Start with the creative brief.
First, always, is the creative brief. When you fill that out, I have the background I need.
Then, I write nine scripts. My magic number is 70-80 words for every 30 seconds (although I do tend to speak quickly).
You pick the three scripts you like and then I fine-tune those.
I usually write for two characters and an announcer. But this varies.
Next: Production. What I like about radio is that every part of it is fast. You can go from brief to air in a couple of days.
First, I’ll send you some options for voice over talent. We pick the ones we like and book them in studio.
I’m a little bit like David Lynch in that I don’t own a comb. Also, I like to collaborate with the same artists over and again. You’ll hear a lot of Mike Daingerfield and Rhona Rees in my work because they’re awesome and they have great range and talent.
Second, we set the date and book a studio. I usually work with Paul over at Studio X. He’s an award-winning sound engineer with a golden ear, furious fast fingers and all the chops.
On the day of recording, things happen quick. Each actor is booked for one hour, so we might stagger their arrival in studio. Depending on the scripts, we either record one or two on mics at a time in the soundproof recording area. Paul and I sit on the other side of the glass as we mix and I patch through my direction from there.
Once we have our takes, mix-master Paul begins the assembly. We splice together our selects and send them off to the client via .mp3 “rough cuts” for approval and feedback from the client. Again, this all happens quickly in the radio world, as we usually have talent for only an hour, and studio time is a premium. Just like my man, Jack Kerouac, we’re going for a “first thought, best thought” style. Quick decisive decisions are often straight from the gut, and you can trust that feeling more than your brain most of the time. This is what makes radio unique. If print advertising is air-tight planning and control, radio is living in the moment and letting the chips fall where they may. Different styles. Different results.
I’m consistently amazed at the happy accidents you find working with talented folk in a fast improvisational environment. You can go in with three scripts, and the one you thought would be the boring one, suddenly takes on a life of its own and becomes your new favourite. You never know what will happen.
Either way, if we are efficient and move quickly we can get the talent to do their pickups based on client edits while still in the same one-hour session for each actor.
We record each actor in turn in this manner.
Once we have the rough cuts, the crowd disperses and Paul and I go to work on mixing and mastering. Paul has a huge library of sound effects that we can add, as well as free needle-drop music to add some emotion and texture to the piece.
Free is nice, but if music is important and budget allows, I always prefer to bring in a composer for an original score.
In the past we have worked with the multi-talented Marc Wild for unique and interesting compilations, such as APBC 2015 (notice the subtle variations of the song from one ad to the next), APBC 2017, Durum, and my favourite, Sempio, which I co-wrote and he sang!
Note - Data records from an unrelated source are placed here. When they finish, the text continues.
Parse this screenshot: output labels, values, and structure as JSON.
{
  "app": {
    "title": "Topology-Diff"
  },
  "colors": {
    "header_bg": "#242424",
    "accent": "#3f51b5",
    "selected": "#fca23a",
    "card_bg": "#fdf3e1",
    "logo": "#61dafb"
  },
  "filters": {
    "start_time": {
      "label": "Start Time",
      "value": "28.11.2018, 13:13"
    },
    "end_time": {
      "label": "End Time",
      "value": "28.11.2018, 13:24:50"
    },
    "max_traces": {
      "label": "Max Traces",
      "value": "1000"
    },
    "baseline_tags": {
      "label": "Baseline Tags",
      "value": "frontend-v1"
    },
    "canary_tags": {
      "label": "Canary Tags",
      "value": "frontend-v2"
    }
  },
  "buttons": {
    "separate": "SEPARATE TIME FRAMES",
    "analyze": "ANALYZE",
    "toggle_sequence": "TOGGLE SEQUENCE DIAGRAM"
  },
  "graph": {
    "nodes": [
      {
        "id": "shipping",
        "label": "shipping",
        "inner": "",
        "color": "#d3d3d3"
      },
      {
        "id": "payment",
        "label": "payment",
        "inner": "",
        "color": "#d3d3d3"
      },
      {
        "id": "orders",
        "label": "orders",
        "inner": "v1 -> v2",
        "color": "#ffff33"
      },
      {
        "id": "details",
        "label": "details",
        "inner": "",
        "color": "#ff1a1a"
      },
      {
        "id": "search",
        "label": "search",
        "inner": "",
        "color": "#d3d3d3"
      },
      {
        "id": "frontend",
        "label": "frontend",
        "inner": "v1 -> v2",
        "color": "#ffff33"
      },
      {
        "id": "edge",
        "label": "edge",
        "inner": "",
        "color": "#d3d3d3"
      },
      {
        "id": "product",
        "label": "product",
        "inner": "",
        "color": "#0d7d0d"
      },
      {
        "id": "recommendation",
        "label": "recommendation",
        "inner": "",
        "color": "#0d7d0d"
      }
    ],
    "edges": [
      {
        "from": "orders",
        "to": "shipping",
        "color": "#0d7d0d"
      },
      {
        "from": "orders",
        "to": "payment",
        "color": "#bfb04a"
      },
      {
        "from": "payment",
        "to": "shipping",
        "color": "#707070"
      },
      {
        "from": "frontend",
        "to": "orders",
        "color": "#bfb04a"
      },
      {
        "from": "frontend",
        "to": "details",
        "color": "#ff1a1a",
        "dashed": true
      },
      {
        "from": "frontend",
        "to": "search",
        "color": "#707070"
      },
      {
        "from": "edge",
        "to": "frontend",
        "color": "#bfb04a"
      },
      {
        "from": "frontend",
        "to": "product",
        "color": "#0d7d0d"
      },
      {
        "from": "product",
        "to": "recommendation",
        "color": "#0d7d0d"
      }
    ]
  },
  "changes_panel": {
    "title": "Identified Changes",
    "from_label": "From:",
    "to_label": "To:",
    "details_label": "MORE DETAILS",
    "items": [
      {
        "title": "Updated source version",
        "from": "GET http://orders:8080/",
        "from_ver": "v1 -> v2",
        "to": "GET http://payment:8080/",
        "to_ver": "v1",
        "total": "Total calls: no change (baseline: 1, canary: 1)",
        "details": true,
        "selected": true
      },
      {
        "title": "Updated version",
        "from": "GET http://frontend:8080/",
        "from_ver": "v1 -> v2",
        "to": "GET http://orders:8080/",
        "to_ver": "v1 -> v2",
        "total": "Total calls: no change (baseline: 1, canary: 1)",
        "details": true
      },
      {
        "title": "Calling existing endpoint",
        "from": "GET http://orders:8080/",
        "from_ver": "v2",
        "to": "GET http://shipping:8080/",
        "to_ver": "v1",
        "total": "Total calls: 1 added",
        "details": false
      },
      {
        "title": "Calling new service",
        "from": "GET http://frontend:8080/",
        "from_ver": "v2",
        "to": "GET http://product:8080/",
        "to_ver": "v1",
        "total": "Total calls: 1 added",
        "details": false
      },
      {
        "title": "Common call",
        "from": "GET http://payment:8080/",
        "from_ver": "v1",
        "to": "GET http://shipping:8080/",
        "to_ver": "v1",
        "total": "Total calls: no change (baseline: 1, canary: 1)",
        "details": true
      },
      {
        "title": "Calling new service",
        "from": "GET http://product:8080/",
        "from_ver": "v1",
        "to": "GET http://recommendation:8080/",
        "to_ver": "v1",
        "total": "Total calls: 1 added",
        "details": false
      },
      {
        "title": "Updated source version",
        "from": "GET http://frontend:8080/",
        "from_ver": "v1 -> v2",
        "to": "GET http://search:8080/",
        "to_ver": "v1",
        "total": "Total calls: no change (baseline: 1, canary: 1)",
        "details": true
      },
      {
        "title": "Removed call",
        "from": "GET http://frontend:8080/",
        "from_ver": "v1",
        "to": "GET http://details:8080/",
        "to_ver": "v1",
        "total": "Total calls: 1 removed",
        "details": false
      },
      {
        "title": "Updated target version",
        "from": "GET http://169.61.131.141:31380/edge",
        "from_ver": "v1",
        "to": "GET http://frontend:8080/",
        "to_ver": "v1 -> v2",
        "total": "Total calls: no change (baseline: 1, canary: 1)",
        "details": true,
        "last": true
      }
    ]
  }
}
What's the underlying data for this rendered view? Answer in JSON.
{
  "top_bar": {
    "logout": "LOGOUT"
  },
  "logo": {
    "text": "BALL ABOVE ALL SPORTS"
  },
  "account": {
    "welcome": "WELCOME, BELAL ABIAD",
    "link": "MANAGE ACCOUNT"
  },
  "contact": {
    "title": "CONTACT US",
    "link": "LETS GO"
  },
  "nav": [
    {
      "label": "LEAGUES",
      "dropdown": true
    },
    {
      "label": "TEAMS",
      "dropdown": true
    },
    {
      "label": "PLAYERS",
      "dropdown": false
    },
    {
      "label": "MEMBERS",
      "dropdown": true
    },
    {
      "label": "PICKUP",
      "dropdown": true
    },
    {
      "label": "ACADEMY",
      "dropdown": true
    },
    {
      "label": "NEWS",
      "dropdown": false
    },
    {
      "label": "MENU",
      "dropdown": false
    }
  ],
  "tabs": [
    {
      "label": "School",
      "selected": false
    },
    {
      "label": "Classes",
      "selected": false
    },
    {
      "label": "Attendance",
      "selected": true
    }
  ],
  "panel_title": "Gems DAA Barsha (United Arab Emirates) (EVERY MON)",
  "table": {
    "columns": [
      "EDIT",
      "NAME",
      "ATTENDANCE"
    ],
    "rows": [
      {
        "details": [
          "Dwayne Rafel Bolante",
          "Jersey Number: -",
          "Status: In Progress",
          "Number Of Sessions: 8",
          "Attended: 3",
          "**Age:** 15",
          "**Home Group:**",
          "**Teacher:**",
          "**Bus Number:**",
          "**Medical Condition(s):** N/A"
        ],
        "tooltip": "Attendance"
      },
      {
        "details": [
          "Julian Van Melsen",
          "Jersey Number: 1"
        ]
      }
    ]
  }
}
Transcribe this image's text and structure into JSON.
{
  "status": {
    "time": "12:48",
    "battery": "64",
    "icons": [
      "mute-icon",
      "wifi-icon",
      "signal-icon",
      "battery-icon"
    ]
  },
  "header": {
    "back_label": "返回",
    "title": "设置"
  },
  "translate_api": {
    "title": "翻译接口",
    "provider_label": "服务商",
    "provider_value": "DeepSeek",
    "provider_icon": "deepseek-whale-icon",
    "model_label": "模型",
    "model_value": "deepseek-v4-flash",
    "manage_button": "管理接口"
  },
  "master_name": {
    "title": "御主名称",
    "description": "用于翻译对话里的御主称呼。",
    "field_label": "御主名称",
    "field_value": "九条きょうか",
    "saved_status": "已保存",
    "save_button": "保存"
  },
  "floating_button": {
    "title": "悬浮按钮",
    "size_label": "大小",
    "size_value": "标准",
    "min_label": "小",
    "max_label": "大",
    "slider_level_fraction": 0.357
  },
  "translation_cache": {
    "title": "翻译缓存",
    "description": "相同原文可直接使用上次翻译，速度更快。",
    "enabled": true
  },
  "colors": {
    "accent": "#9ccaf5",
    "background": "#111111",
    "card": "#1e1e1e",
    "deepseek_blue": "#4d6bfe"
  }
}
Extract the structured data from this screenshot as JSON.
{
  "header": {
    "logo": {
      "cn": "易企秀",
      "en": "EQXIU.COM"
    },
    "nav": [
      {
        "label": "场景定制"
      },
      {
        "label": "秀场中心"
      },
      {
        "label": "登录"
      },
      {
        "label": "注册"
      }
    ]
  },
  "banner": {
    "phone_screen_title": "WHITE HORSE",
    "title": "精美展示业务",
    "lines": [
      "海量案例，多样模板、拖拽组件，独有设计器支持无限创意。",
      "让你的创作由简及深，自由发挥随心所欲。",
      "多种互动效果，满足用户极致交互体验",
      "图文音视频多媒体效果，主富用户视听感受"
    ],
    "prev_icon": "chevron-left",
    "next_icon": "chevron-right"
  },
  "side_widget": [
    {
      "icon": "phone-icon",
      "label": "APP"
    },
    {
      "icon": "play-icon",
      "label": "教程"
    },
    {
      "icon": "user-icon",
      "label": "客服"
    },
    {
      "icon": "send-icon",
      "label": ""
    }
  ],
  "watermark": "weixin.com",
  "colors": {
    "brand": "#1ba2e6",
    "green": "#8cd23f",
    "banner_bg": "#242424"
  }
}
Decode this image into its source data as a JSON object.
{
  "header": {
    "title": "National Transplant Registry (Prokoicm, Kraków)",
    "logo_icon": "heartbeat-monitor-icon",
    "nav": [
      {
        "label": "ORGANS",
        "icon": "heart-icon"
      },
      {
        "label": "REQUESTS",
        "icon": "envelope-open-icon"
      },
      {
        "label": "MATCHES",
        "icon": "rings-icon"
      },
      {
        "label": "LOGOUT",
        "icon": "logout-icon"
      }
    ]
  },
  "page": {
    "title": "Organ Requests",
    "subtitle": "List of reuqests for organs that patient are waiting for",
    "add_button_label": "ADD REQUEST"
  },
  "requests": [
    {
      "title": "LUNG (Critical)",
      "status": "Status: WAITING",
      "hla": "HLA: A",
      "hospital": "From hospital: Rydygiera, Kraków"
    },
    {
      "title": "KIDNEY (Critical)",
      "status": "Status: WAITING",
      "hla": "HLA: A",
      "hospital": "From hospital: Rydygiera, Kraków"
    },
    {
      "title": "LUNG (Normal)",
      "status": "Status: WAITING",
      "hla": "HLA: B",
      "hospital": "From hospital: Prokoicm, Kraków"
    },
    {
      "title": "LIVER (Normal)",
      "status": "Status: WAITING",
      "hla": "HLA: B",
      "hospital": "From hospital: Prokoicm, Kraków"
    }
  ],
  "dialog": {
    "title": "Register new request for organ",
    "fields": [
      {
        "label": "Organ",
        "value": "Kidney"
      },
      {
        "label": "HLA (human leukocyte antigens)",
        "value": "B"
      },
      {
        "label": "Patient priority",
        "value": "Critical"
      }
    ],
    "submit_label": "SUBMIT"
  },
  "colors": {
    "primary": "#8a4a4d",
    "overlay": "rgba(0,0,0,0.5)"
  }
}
Once all the pieces are in place, we master and give it a final polish. Did you know that de-ssssing is a thing? (Think snake jazz.)
After sign-off of the finals, the ads are sent to the stations. Radio stations only need about 48 hours of notice to get the ads into their logs. And then BAM, a couple of days later, and your ad is on the radio in Vancouver, just like that.
Like I said, radio advertising in Vancouver is fast.